Courtesy of William Snell, University of Texas Southwestern, USA.

Although it is known that fertilization triggers events that ultimately lead to the transcriptional activation of the zygotic genome, we know surprisingly little about these events — a factor that probably contributes to the low success rates of current mammalian-cloning efforts. So, to investigate the mechanisms that control zygotic gene transcription, Zhao et al. turned to Chlamydomonas reinhardtii — a unicellular alga — in which early zygotic development is easier to study. Here they report that the gamete-specific, homeodomain protein GSP1 can activate the transcription of some zygotic genes in the absence of gamete fusion. Their findings show that both gametes contribute proteins that are required for zygote development.

Chlamydomonas's quirky life cycle makes it amenable to studies of fertilization. Upon nutrient starvation, its haploid vegetative cells of two mating types — mt and mt+ — undergo gametogenesis. When gametes of opposite mating type meet, they fuse together (see picture), triggering rapid zygote-specific gene expression. This expression occurs independently of protein synthesis, indicating that pre-exisiting factors in one or both gametes regulate the expression of these genes. As zygote maturation continues, zygotes clump together to form large aggregates and mt-derived choloroplasts are selectively degraded — zygotes germinate on return to a nutrient-rich medium.

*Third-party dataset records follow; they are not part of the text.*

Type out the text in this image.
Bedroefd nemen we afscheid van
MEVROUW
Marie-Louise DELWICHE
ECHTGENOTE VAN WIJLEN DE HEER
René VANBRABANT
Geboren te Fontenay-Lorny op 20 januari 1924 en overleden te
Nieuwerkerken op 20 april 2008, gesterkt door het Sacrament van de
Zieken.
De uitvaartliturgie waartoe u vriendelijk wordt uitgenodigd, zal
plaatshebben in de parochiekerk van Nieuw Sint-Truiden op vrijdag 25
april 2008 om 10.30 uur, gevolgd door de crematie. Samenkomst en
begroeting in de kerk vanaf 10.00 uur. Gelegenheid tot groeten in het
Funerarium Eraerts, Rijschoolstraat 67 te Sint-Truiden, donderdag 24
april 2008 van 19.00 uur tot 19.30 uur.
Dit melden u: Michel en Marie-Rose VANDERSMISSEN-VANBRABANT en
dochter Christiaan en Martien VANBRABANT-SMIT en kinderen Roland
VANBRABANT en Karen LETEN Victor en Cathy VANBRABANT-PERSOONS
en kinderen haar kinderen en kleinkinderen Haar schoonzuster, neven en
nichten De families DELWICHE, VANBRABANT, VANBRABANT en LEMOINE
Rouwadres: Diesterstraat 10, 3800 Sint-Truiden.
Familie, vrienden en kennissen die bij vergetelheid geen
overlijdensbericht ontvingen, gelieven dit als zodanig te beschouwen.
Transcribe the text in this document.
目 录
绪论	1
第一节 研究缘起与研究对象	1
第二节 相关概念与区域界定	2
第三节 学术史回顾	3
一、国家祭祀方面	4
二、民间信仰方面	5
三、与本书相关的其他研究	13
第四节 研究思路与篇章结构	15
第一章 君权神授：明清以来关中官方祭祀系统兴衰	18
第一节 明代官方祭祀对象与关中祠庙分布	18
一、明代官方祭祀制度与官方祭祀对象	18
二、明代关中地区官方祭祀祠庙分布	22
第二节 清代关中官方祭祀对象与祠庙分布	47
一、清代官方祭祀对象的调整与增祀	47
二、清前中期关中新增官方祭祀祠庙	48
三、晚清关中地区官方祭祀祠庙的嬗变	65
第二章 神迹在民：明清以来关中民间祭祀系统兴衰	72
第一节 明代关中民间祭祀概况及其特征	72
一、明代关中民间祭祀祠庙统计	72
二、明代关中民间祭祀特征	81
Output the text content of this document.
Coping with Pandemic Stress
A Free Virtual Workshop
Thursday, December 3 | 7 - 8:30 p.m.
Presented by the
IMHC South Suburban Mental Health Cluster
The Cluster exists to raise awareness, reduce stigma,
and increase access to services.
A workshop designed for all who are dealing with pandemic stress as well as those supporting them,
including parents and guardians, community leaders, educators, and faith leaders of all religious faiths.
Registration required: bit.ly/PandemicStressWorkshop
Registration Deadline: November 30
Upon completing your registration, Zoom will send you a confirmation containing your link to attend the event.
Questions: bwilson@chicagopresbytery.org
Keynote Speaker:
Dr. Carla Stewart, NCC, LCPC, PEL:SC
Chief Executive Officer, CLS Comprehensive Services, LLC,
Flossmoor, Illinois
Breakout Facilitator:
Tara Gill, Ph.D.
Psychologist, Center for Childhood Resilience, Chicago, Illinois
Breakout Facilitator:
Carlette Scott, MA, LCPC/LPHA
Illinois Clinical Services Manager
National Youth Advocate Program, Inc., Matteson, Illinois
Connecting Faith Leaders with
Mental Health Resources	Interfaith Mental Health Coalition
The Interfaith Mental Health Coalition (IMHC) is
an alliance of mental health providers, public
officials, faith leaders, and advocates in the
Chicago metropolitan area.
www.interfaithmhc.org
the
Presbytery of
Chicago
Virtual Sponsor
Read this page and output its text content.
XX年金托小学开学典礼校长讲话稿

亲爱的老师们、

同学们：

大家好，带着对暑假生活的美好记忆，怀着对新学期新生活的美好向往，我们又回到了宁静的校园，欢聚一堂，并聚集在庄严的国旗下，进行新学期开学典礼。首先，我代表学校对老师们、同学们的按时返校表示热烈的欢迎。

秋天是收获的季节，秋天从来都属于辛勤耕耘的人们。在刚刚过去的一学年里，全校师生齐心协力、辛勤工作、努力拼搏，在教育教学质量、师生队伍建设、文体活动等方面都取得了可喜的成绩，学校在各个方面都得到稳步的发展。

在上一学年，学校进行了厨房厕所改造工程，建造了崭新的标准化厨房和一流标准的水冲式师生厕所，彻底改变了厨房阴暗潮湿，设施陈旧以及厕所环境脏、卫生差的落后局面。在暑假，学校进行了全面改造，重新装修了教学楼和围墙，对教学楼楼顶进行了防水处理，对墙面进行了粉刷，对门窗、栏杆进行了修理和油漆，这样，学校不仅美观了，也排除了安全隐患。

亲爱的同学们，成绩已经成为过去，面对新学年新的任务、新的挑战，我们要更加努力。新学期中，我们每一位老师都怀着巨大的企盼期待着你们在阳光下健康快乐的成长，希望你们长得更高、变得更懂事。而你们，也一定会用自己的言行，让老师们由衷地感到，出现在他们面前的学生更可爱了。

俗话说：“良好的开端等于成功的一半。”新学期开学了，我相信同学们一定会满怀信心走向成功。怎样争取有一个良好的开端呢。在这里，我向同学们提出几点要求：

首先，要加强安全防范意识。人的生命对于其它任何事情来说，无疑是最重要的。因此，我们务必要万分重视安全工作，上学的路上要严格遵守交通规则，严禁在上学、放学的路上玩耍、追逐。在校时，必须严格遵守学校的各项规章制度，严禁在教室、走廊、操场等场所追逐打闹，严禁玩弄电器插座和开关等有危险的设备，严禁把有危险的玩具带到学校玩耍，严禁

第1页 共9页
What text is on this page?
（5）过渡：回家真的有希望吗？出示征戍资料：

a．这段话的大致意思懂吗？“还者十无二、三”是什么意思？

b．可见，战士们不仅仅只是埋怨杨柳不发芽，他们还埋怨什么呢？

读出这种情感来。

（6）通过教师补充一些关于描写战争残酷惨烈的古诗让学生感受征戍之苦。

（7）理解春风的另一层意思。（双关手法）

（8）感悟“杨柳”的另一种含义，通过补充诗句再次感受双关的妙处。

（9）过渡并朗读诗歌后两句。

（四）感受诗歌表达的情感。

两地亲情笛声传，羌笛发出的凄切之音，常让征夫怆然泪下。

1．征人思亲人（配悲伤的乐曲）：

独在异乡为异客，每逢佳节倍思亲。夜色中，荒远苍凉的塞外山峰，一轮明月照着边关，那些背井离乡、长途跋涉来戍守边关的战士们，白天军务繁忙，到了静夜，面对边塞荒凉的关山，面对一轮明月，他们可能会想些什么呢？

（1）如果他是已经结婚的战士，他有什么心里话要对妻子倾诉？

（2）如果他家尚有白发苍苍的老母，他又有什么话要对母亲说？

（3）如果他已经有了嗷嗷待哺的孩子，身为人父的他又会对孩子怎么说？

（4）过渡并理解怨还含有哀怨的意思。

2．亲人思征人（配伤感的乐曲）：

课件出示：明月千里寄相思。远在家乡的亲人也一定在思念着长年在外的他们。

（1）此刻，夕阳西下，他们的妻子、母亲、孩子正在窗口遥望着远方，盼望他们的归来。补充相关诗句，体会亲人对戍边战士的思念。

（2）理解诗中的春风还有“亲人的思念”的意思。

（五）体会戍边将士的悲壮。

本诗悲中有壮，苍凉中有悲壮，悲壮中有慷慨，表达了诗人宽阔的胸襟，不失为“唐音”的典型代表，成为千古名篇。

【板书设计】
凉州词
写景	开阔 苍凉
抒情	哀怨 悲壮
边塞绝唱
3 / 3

The previous finding that GSP1 is present only in mt+ gametes led the authors to consider it as a candidate regulator of zygotic gene transcription in Chlamydomonas. To test this, they expressed gsp1 in mt cells, and found that although the vegetative mt transformants appeared normal, they formed zygote-like aggregates on undergoing gametogenesis — a behaviour not seen in transformed mt+ cells. The transformed mt gametes expressed six out of seven zygote-specific genes — the unexpressed gene, ezy1, is thought to be required for mt chloroplast destruction. Its lack of expression in mt transformants indicates that it is under separate regulatory control or perhaps is imprinted in mt gametes.

But if GSP1 regulates zygote-specific genes in mt cells, why does it not affect zygotic gene expression in mt+ gametes? Perhaps this is because, as the authors suggest, zygote-specific gene promoters are inaccessible to GSP1 in mt+ gametes or because GSP1 associates with a pre-existing mt-specific partner molecule to form a transcription-regulatory complex that activates zygote-specific gene expression. The parallels between these events and those in budding yeast indicate that atypical, gamete-specific, homeodomain proteins, such as GSP1 and budding yeast's MATα2, might have evolved to act as regulators of zygotic gene expression before animals and plants diverged. If so, then such studies could inform our understanding of how zygote gene expression is controlled in mammals.